Many psychotherapists suggest that the psyche’s leadership can come from one of two posited organisational centres, depending on its self-awareness and maturity: the Ego or the Self. Of course there is much debate as to the nature of these structural concepts, since neither yield to Cartesian measurement, and there are as many psychological schools as there are religious sects. In general, the Ego is more like the state: it is understood as having responsibility for the survival and defence of the realm (or organism), and sometimes as the one who primarily wants things to be seen to be done. In ultra-protective mode, it is the creator of the False Self (which includes the ex-boarders’ Strategic Survival Personality), as my first book shows.
The Self, by contrast, concerns itself with values beyond statehood, as it were. Recognising that survival has been achieved, is a more mature locus of intra-psychic governance that assesses choice, direction and values by which to live, often for the good of more than just the individual organism. Pushing the metaphor towards its limits, one might say that the self is concerned with what in current political terms would be called its ‘legacy.’ The shift from the earlier organising centre to the riper one is what Carl Jung meant by his idea of individuation.
Another word for a sense of deeper leadership is ‘Soul’ and soul, as the radical eco-philosopher Alastair McIntosh, author of the splendid Soul and Soil, reminds us, has to do with soil or place or belonging. Scotland is radically different from England in this respect, because there remains something noteworthy about the indigenous nature of Scotland. An indigenous culture rests on an emotional and cultural reality of a people belonging in their soil, in their identification with place. Despite having been overrun and annexed by their southern neighbours, Scotland retains a huge, live and authentic well of belonging. It is visible in the clan system, in the cultural transition of music and poetry, in dress, in local legend and in landscape, all of which have a unifying function.
McIntosh, political activist and academic, founder of the Centre for Human Ecology at the University of Strathclyde, calls this “ensoulment of people and place.” He writes eloquently about the psychic confusion on the excellent Independence blog bellacaledonia. And in Human Ecology: Intercultural and Indigenous Approaches, an introduction to an extraordinary compilation of interdisciplinary ideas that make up what he calls ‘radical [i.e. to do with radices= roots] human ecology.’
McIntosh explains: “The ideas are consistent with what I think of as ‘the Scottish School of Human Ecology’ as part of an implicit worldwide Indigenous School – one that takes its bearings from the perennial ensoulment of people and place. They arise from a grounding that is cultural in the lives of the people in my land who have either been born with, or have come through adoption to acquire, footholds in its bio-regionally bounded communities of place. Some of these people are figures of international repute; others are little known firth of [beyond] their native soil. What melds them into the semi-homogenous compost of a worldview that I would see as Human Ecology of the Scottish School is the essential relationship between people and their place, their ecology: the experience of being and/or becoming what the Isle of Lewis poet Iain Crichton Smith described as ‘real people in a real place.’ ”

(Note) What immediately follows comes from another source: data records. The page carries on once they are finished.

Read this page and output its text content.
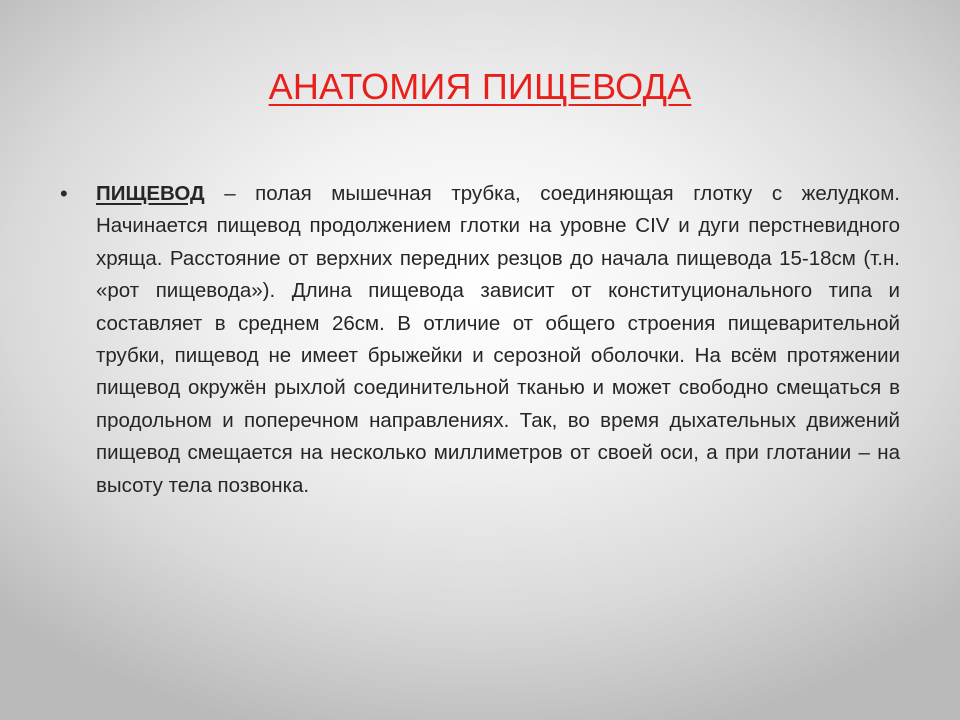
АНАТОМИЯ ПИЩЕВОДА
•	ПИЩЕВОД – полая мышечная трубка, соединяющая глотку с желудком. Начинается пищевод продолжением глотки на уровне CIV и дуги перстневидного хряща. Расстояние от верхних передних резцов до начала пищевода 15-18см (т.н. «рот пищевода»). Длина пищевода зависит от конституционального типа и составляет в среднем 26см. В отличие от общего строения пищеварительной трубки, пищевод не имеет брыжейки и серозной оболочки. На всём протяжении пищевод окружён рыхлой соединительной тканью и может свободно смещаться в продольном и поперечном направлениях. Так, во время дыхательных движений пищевод смещается на несколько миллиметров от своей оси, а при глотании – на высоту тела позвонка.
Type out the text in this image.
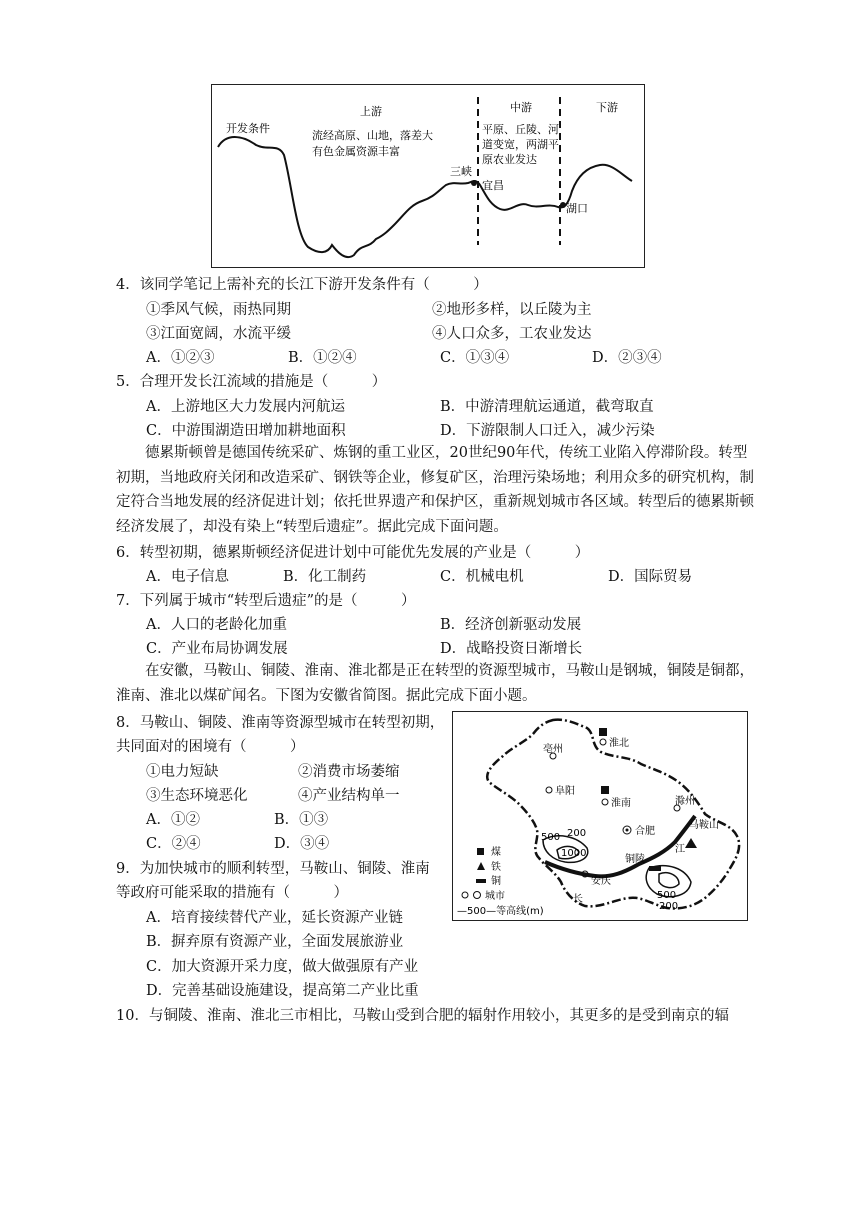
开发条件
上游	中游	下游
流经高原、山地，落差大
有色金属资源丰富
平原、丘陵、河
道变宽，两湖平
原农业发达
三峡
宜昌
湖口
4．该同学笔记上需补充的长江下游开发条件有（　　　）
①季风气候，雨热同期	②地形多样，以丘陵为主
③江面宽阔，水流平缓	④人口众多，工农业发达
A．①②③	B．①②④	C．①③④	D．②③④
5．合理开发长江流域的措施是（　　　）
A．上游地区大力发展内河航运	B．中游清理航运通道，截弯取直
C．中游围湖造田增加耕地面积	D．下游限制人口迁入，减少污染
德累斯顿曾是德国传统采矿、炼钢的重工业区，20世纪90年代，传统工业陷入停滞阶段。转型初期，当地政府关闭和改造采矿、钢铁等企业，修复矿区，治理污染场地；利用众多的研究机构，制定符合当地发展的经济促进计划；依托世界遗产和保护区，重新规划城市各区域。转型后的德累斯顿经济发展了，却没有染上“转型后遗症”。据此完成下面问题。
6．转型初期，德累斯顿经济促进计划中可能优先发展的产业是（　　　）
A．电子信息	B．化工制药	C．机械电机	D．国际贸易
7．下列属于城市“转型后遗症”的是（　　　）
A．人口的老龄化加重	B．经济创新驱动发展
C．产业布局协调发展	D．战略投资日渐增长
在安徽，马鞍山、铜陵、淮南、淮北都是正在转型的资源型城市，马鞍山是钢城，铜陵是铜都，淮南、淮北以煤矿闻名。下图为安徽省简图。据此完成下面小题。
8．马鞍山、铜陵、淮南等资源型城市在转型初期，
共同面对的困境有（　　　）
①电力短缺	②消费市场萎缩
③生态环境恶化	④产业结构单一
A．①②	B．①③
C．②④	D．③④
9．为加快城市的顺利转型，马鞍山、铜陵、淮南
等政府可能采取的措施有（　　　）
A．培育接续替代产业，延长资源产业链
B．摒弃原有资源产业，全面发展旅游业
C．加大资源开采力度，做大做强原有产业
D．完善基础设施建设，提高第二产业比重
10．与铜陵、淮南、淮北三市相比，马鞍山受到合肥的辐射作用较小，其更多的是受到南京的辐
淮北
亳州
阜阳
淮南	滁州
合肥
马鞍山
江
铜陵
安庆
长
500 200
1000
500
200
煤
铁
铜
城市
—500—等高线(m)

This grounded reality principle is very much in evidence in the Scottish question. If it were really honoured, it could lead toward a politics that takes its cue from the community and the land and results in a pragmatic set of desires and aspirations differentiated from the English entitlement mentality.
Wouldn’t it be great if the bullying were to backfire and the northern folk said YES! So let’s take the High Road!